Water transfers heat painfully well

While some people might think that cooking burns are most often caused by blazing flames that engulf the stovetop, the reality is much less dramatic. According to the American Burn Association, from 2013 to 2017, the most common cooking-related burns that required emergency medical treatment were caused by contact with a hot range, oven, or cookware. This is why proper hand protection is essential in the kitchen.


Designed to limit heat conduction, oven mitts are usually made from thick, heat-resistant materials or padding that serve as insulated barriers between your skin and hot surfaces. However, how well they work depends on their condition and how you use them. Whether it becomes damp from steam that wooshes out of the open oven or absorbs water from your hands after you've washed them, a wet oven mitt can be very dangerous. This is because water conducts heat, counteracting the effectiveness of oven mitts in limiting heat conduction.

As a result, picking up hot cookware with a wet oven mitt or pot holder can lead to serious burns.

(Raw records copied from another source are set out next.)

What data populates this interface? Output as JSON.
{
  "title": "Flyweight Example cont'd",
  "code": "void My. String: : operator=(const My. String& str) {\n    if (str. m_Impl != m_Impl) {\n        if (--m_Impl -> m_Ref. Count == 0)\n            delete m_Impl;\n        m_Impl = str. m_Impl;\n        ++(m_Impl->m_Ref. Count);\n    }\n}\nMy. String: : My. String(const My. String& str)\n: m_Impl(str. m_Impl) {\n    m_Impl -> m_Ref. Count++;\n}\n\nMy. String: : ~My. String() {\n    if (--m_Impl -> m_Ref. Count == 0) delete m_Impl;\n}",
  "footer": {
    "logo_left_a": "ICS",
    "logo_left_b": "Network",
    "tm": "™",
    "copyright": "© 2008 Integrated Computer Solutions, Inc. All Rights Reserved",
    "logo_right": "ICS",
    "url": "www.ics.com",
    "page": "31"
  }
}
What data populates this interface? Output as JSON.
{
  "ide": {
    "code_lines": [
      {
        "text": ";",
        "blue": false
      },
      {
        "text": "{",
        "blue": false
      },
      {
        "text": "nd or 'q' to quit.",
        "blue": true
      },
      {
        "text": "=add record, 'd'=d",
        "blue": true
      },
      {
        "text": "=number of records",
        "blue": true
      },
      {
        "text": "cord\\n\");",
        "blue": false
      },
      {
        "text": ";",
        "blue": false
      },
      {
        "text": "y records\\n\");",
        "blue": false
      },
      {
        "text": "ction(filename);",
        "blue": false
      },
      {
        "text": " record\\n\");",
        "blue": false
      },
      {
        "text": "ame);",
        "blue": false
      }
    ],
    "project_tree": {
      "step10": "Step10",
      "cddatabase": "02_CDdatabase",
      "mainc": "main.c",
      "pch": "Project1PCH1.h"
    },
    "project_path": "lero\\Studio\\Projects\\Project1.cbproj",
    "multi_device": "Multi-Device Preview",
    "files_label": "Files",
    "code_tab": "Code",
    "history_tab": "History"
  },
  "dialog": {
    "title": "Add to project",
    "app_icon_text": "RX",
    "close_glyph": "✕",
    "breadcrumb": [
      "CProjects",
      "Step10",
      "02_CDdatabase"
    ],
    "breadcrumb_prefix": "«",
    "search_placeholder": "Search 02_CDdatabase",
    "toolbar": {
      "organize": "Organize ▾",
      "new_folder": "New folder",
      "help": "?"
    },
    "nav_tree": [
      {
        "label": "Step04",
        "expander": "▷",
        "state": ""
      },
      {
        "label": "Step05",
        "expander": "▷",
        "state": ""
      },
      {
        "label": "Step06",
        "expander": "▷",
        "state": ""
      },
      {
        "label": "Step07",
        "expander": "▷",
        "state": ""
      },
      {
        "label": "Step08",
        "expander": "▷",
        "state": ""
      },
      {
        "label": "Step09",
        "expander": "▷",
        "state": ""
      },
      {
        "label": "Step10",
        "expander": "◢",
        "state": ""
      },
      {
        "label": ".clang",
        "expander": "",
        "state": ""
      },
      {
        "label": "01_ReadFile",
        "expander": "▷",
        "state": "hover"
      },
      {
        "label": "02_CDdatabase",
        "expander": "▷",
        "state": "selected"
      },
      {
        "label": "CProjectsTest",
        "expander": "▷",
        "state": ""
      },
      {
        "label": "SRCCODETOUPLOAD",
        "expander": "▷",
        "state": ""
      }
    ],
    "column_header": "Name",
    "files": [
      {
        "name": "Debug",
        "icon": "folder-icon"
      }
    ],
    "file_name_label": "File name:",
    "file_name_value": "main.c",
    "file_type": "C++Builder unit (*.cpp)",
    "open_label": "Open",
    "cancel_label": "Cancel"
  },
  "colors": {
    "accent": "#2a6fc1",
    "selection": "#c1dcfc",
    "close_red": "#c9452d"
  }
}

Dr. Adriana Petrova, who participated in research on oven mitt safety at Oklahoma State University (OSU), told OSU News and Media, "If the oven mitt or your hand was wet and the oven mitt was exposed to oven temperatures of 350 degrees Fahrenheit or 400 degrees Fahrenheit, a third-degree burn could happen in as little as one second, depending on the material." 


To protect yourself, you should always dry your hands before putting on oven mitts. It's also best to avoid storing or setting down your pot holders next to the sink or on any wet surface. With care and caution, you can prevent this common kitchen mishap and better protect yourself from cooking burns.